A record turnout was expected Tuesday to pick the 44th president of the United States, with Republican McCain trying to pull off what would arguably be the biggest presidential upset since Harry S Truman beat Thomas Dewey 60 years ago.

As they dueled across Florida, Virginia and other battleground states, Obama alternated between being cocky and cautious, while McCain was feisty and eager to fight.

Obama’s day turned somber in the afternoon, though, as he got word that his grandmother Madelyn Dunham had died. He’d interrupted his campaign late last month for a final visit with Dunham, who’d raised him, in Hawaii.

“She was the cornerstone of our family, and a woman of extraordinary accomplishment, strength and humility. She was the person who encouraged and allowed us to take chances,” Obama said in a joint statement with his half-sister, Maya Soetoro-Ng.

In North Carolina, Obama called Dunham “one of those quiet heroes that we have all across America who, they’re not famous, their names aren’t in the newspapers, but each and every day they work hard, they look after their families, they sacrifice for their children and their grandchildren. They aren’t seeking the limelight. All they try to do is just do the right thing.”

Obama, like McCain, spent most of Monday campaigning on familiar themes. McCain pledged to keep taxes low; Obama said he would change Bush administration policies on the economy and the Iraq war.

“We are one day away from changing the United States of America,” Obama told a crowd of about 9,100 at Jacksonville’s Veterans Memorial Arena.

McCain was on the other side of the too-close-to-call state, trying to win its 27 electoral votes by starting a 20-hour, seven-state sprint in Tampa.

Though his talk drew only about 1,100 people — far fewer than he’d attracted at a midnight rally in Miami — the Arizona senator was pumped up by his morning reception.

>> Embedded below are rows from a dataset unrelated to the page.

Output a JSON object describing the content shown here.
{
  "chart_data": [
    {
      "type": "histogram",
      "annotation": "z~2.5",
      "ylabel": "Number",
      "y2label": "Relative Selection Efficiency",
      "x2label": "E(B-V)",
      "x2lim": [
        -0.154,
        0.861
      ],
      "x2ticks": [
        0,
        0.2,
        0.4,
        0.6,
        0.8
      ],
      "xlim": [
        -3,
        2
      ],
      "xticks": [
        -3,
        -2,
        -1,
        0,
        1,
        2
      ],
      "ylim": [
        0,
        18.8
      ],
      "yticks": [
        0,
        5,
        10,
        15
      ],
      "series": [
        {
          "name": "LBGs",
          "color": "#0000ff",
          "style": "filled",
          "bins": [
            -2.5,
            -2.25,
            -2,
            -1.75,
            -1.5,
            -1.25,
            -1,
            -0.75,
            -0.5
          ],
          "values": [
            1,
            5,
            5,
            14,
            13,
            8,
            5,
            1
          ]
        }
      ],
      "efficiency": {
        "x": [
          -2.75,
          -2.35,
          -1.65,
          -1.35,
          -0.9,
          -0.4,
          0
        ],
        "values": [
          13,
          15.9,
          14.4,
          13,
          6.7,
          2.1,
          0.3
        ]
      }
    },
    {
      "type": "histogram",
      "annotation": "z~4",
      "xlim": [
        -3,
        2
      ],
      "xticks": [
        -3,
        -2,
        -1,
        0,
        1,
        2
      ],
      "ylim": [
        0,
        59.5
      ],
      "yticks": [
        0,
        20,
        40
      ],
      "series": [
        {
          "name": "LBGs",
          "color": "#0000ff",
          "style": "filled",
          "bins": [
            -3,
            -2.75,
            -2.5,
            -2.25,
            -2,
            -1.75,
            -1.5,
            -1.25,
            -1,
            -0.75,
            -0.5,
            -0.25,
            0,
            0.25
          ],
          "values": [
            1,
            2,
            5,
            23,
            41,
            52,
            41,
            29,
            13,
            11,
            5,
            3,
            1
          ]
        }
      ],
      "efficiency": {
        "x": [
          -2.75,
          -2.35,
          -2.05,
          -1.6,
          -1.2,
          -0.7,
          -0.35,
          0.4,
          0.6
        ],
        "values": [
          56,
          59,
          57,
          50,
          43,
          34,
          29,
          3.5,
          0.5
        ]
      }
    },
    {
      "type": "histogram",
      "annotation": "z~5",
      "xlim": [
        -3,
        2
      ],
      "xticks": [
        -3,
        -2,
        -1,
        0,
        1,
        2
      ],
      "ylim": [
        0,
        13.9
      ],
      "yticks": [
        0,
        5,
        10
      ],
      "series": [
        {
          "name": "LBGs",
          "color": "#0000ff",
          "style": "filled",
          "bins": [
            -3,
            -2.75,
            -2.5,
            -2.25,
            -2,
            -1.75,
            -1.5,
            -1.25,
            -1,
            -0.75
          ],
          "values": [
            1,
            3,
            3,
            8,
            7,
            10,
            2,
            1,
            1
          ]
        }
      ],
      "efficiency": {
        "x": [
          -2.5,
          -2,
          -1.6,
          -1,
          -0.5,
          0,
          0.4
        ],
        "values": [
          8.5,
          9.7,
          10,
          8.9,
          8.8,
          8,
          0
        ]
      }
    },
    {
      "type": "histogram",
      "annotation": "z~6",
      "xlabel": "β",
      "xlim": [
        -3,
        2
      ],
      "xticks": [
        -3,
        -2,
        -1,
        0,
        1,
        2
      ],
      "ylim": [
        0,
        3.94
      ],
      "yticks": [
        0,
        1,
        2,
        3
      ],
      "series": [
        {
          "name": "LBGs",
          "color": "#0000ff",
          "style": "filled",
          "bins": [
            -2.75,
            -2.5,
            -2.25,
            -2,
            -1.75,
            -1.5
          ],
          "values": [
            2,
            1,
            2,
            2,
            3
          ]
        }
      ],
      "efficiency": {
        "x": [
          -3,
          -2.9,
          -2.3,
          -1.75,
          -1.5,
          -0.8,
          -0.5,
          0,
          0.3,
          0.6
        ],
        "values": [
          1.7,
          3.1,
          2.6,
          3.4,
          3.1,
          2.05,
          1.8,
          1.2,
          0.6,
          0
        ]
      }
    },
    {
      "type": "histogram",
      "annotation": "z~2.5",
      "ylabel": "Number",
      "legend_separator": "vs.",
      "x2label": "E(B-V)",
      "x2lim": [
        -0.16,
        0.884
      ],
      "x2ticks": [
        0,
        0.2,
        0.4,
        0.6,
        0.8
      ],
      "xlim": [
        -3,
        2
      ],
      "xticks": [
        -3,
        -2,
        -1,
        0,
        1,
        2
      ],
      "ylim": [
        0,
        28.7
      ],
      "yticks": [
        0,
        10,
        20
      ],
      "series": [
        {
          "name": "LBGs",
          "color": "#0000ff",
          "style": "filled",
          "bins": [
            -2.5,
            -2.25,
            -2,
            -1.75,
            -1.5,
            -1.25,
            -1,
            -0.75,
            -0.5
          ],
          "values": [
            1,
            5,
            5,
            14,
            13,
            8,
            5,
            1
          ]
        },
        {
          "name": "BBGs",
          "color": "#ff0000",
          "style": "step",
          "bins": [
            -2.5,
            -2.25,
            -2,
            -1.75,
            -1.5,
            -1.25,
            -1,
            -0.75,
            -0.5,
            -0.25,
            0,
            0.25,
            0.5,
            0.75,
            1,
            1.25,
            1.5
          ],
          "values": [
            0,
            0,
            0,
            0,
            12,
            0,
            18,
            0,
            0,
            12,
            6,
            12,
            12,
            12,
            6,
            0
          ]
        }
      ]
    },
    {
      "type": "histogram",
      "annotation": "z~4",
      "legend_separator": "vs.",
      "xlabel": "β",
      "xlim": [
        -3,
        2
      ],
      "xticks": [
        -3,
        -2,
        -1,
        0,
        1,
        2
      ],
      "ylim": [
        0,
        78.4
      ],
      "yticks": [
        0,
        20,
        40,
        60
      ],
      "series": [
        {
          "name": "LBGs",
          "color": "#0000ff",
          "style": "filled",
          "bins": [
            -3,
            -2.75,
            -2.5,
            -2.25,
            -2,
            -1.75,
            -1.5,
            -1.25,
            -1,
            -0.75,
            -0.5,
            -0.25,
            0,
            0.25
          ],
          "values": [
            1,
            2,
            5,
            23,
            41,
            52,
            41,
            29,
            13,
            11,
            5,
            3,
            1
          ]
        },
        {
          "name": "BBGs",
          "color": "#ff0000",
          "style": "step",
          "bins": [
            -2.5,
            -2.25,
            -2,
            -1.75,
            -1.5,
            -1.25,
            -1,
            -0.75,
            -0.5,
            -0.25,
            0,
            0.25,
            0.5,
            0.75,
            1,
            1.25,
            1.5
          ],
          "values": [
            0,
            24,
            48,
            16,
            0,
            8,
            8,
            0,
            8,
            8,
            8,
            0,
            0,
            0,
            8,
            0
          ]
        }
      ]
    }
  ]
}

“One day left, just one day left before we take America in a new direction, my friends. We need your help, we need your help and we will win,” he said.

Florida was the biggest swing-state prize. However, it was a measure of Obama’s strength that states such as Indiana and Virginia, which haven’t given their electoral votes to a Democrat since 1964, and North Carolina, which last went Democratic in 1976, also were getting lots of last-minute attention.

Nationally, the Illinois senator had a 7.4 percentage-point lead, according to an average of 13 surveys taken in the past week, according to RealClearPolitics.com.